Therefore... if Freddie wanted an answer, then he wasn't going to get one. Because, in a world of defeat and failure, dummy4
one thing was certain: Freddie was the enemy.
And because they were going to kill him anyway—that was another certainty.
Why they hadn't killed him already was beyond him. But they hadn't turned him over to the Germans, and they couldn't take him with them when they returned to the British lines, and they couldn't leave him here free. So they had no choice in the matter.
'How did you get here?' Freddie paused. 'Last time, Willis.'
Bastable was about to say 'Go to hell' again, if he could find enough moisture in his mouth to do so, when it came to him suddenly that he hadn't any choice in the matter either.
Wimpy and the child were up there somewhere, by the bridge; and they couldn't help him, but he could still do something for them; and, what was more, it was something that he could do.

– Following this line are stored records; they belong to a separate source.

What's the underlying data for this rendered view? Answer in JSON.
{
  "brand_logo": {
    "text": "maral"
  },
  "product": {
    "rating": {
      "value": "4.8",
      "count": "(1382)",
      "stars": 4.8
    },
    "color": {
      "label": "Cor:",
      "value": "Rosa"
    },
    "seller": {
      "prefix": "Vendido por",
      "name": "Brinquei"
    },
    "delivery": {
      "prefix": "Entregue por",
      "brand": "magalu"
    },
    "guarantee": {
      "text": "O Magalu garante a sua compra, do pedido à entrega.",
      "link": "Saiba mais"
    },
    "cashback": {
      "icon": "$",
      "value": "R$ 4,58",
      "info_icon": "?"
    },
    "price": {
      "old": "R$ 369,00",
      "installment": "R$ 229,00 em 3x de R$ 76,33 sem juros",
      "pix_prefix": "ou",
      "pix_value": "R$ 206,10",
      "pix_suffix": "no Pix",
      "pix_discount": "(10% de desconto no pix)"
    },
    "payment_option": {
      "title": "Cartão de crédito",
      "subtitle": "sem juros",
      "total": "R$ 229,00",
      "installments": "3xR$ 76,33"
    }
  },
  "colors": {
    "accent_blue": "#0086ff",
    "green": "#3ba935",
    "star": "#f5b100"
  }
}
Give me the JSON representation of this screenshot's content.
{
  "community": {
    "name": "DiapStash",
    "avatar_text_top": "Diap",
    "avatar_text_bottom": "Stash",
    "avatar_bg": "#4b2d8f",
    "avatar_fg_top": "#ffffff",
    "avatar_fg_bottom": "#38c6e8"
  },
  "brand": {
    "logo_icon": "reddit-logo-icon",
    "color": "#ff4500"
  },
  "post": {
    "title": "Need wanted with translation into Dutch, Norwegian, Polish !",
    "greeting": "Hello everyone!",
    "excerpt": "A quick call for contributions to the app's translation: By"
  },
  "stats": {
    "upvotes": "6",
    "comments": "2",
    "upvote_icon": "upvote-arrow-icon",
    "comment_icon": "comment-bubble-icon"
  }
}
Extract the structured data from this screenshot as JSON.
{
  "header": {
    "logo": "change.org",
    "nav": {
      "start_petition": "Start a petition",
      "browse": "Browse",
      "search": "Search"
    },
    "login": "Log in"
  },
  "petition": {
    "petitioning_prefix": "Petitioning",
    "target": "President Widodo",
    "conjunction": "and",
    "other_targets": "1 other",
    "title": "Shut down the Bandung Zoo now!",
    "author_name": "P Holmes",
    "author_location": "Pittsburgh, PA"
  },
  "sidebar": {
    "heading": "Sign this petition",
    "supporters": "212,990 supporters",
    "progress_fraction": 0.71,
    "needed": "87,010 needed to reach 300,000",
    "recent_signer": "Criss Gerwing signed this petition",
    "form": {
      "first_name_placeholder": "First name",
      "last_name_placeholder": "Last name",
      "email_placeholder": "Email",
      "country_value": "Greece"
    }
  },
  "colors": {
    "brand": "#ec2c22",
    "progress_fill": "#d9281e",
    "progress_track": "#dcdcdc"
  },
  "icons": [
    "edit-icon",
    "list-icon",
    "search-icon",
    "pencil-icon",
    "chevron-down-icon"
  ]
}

All his life he had never—or very rarely—been able to find the right words, the clever words, in an emergency. He could think of them afterwards, but never at the time. But now, in this last emergency, it didn't matter. Because now words could only betray him— or, what was worse, they could only betray Wimpy and the child. So all he had to do was to say nothing. And then, however frightened he was, he would be doing the right thing.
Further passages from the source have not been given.